Yeah. That is helpful. Thank you very much.

Operator

Thank you. Your next question comes from Greg Peters at Raymond James. Greg, your line is now open for questions.

Speaker 7

Good afternoon and thank you for letting me ask a question. I wanted to pivot to the real estate operations. I noted that in your comments you highlighted the fact that you're benefiting in part from mark-to-market adjustments in the value of the real estate operations. And if I look at the schedule of what you own, the Florida real estate market as you well know is on fire. And I'm just curious about your buy sell and hold decision-making process as it relates to some of these properties. So the Tierra Verde Marina property that you bought in 2011 has to be worth substantially more than what your cost is. So just looking for some perspective on that?
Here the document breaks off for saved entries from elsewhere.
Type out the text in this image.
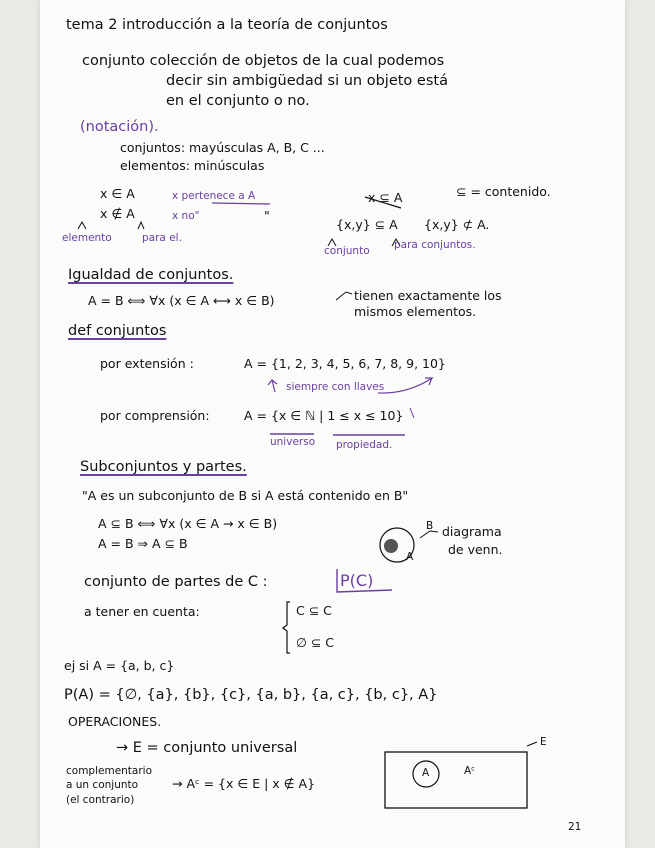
tema 2 introducción a la teoría de conjuntos
conjunto colección de objetos de la cual podemos
decir sin ambigüedad si un objeto está
en el conjunto o no.
(notación).
conjuntos: mayúsculas A, B, C ...
elementos: minúsculas
x ∈ A	x pertenece a A
x ∉ A	x no"	"
elemento	para el.
x ⊆ A	⊆ = contenido.
{x,y} ⊆ A {x,y} ⊄ A.
conjunto para conjuntos.
Igualdad de conjuntos.
A = B ⟺ ∀x (x ∈ A ⟷ x ∈ B)	tienen exactamente los
mismos elementos.
def conjuntos
por extensión :	A = {1, 2, 3, 4, 5, 6, 7, 8, 9, 10}
siempre con llaves
por comprensión:	A = {x ∈ ℕ | 1 ≤ x ≤ 10}
universo propiedad.
Subconjuntos y partes.
"A es un subconjunto de B si A está contenido en B"
A ⊆ B ⟺ ∀x (x ∈ A → x ∈ B)
A = B ⇒ A ⊆ B
B
A
diagrama
de venn.
conjunto de partes de C :	P(C)
a tener en cuenta:	C ⊆ C
∅ ⊆ C
ej si A = {a, b, c}
P(A) = {∅, {a}, {b}, {c}, {a, b}, {a, c}, {b, c}, A}
OPERACIONES.
→ E = conjunto universal
complementario
a un conjunto
(el contrario)
→ Aᶜ = {x ∈ E | x ∉ A}
E
A	Aᶜ
21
Yeah, it's Mark. I'll respond to part of that question. Regarding the mark-to-market, we are not reflecting that in the numbers you see. We have some properties with a significant difference between their book value and their appraised value, not to mention their potential market worth. There is a considerable gap that is not represented anywhere. We are unable to conduct any mark-to-market adjustments like we could with equities or fixed-term securities. Previously, we mentioned around $30 million of unrealized gains. We sold one property, realizing a $44 million gain, and we still likely have about $30 million in unrealized gains remaining. This is part of our long-term real estate strategy focused on capital appreciation, which we have successfully pursued in the past and plan to continue doing. However, there are hidden assets on the balance sheet that we cannot leverage for mark-to-market opportunities.

Speaker 7

Thanks. And then just pivoting back to TypTap. You talked about the rollout into new states. And I know you just had a call on this. But if you just give us perspective on how you're approaching pricing for the new states, how you're developing pricing? Any background on that would be helpful.
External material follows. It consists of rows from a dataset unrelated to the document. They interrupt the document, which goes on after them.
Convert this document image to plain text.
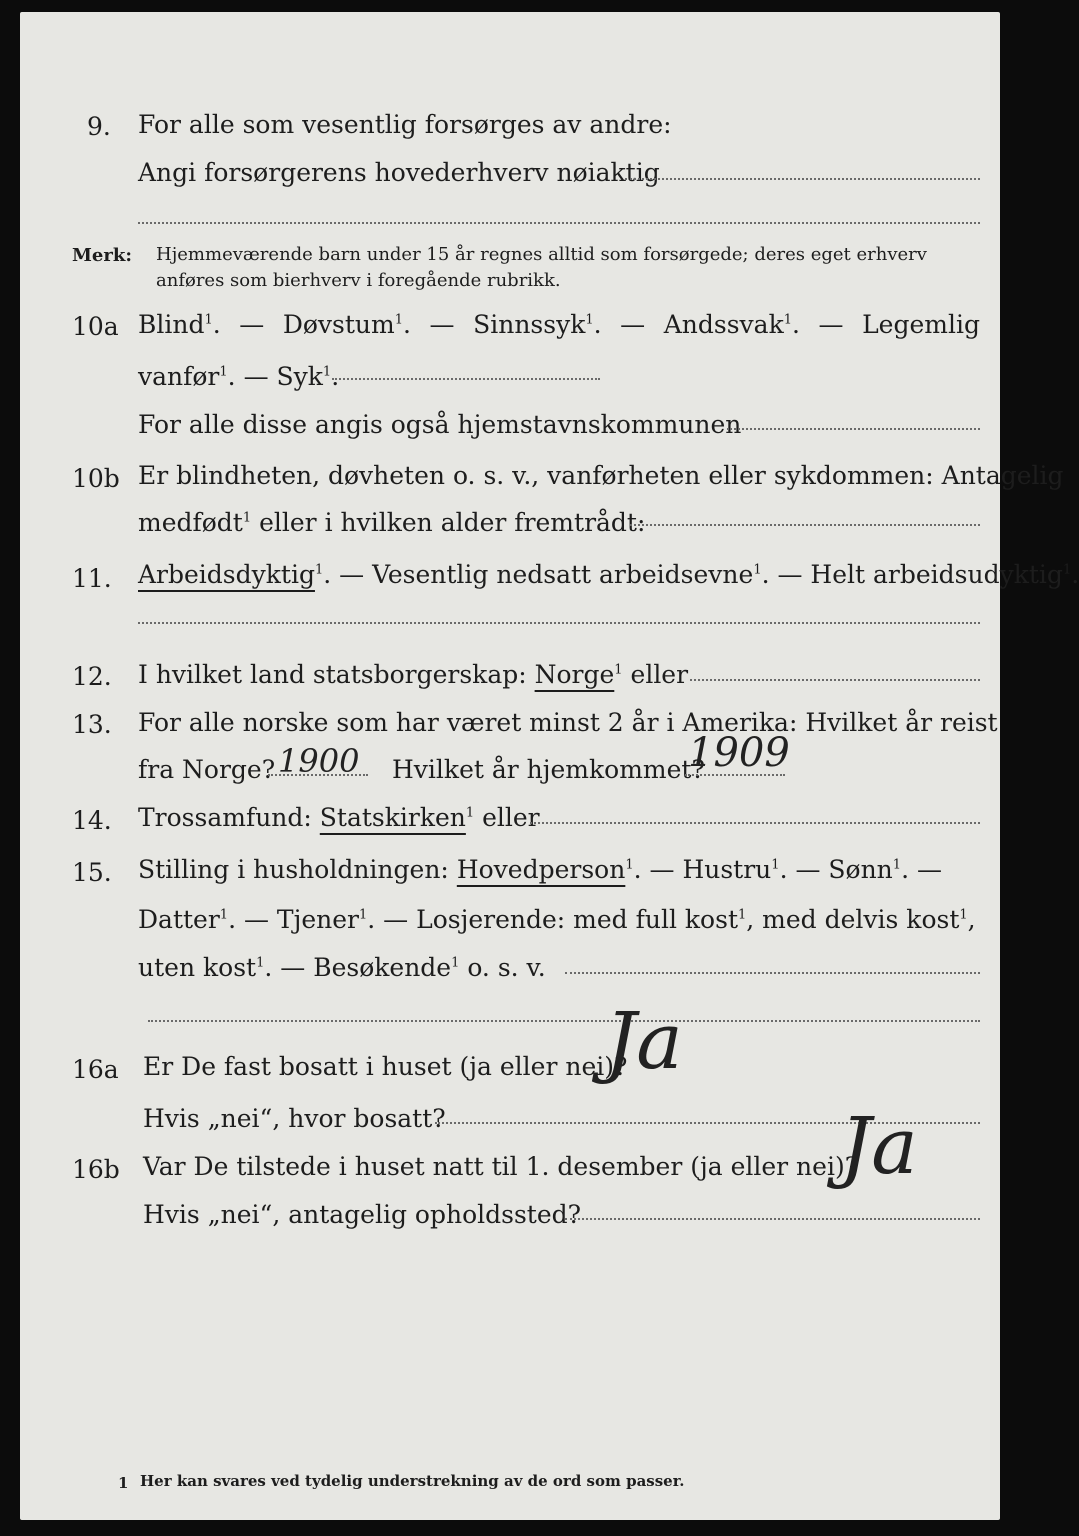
9. For alle som vesentlig forsørges av andre:
Angi forsørgerens hovederhverv nøiaktig
Merk: Hjemmeværende barn under 15 år regnes alltid som forsørgede; deres eget erhverv
anføres som bierhverv i foregående rubrikk.
10a Blind$^1$. — Døvstum$^1$. — Sinnssyk$^1$. — Andssvak$^1$. — Legemlig
vanfør$^1$. — Syk$^1$.
For alle disse angis også hjemstavnskommunen
10b Er blindheten, døvheten o. s. v., vanførheten eller sykdommen: Antagelig
medfødt$^1$ eller i hvilken alder fremtrådt:
11. Arbeidsdyktig$^1$. — Vesentlig nedsatt arbeidsevne$^1$. — Helt arbeidsudyktig$^1$.
12. I hvilket land statsborgerskap: Norge$^1$ eller
13. For alle norske som har været minst 2 år i Amerika: Hvilket år reist
fra Norge? 1900 Hvilket år hjemkommet?
1909
14. Trossamfund: Statskirken$^1$ eller
15. Stilling i husholdningen: Hovedperson$^1$. — Hustru$^1$. — Sønn$^1$. —
Datter$^1$. — Tjener$^1$. — Losjerende: med full kost$^1$, med delvis kost$^1$,
uten kost$^1$. — Besøkende$^1$ o. s. v.
16a Er De fast bosatt i huset (ja eller nei)?
Ja
Hvis „nei“, hvor bosatt?
16b Var De tilstede i huset natt til 1. desember (ja eller nei)?
Ja
Hvis „nei“, antagelig opholdssted?
1 Her kan svares ved tydelig understrekning av de ord som passer.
Absolutely, Mark. I apologize, Greg. I'm experiencing a moment here. So, the way we develop pricing involves entering admitted markets, which means we have access to a lot of data on the existing carriers in each of these states. Generally, we analyze the top ten carriers in any given state to understand their pricing structures. From there, we aim to create pricing that is competitive, modeling ourselves after a few key competitors. Essentially, our pricing is designed to be in line with the market or slightly more competitive. It’s necessary to approach this on a state-by-state basis to understand the specifics. Naturally, at this stage, we must handle the rate and form filings and work with the regulators in each state to ensure our rates and forms are filed and approved appropriately. It's quite a complex process, and while I’m simplifying it, there are many dedicated individuals who invest a significant amount of time in each state to get it launched.

Speaker 7

Make sense. Anyways well thanks for letting me ask the questions.

Thank you.

Operator

And there are no further questions at this time. This concludes our question-and-answer session. I would now like to turn the call back over to Rachel Swansiger who has a few closing remarks.

Rachel Swansiger Head of Investor Relations

On behalf of the entire management team, I would like to thank our shareholders, employees, agents and most importantly our policyholders for their continued support. We look forward to updating you on our progress in the near future. Thank you for joining us today for our presentation. This concludes today's call. You may now disconnect.

Operator

Thank you for joining us today for our presentation. This concludes the call. You may now disconnect.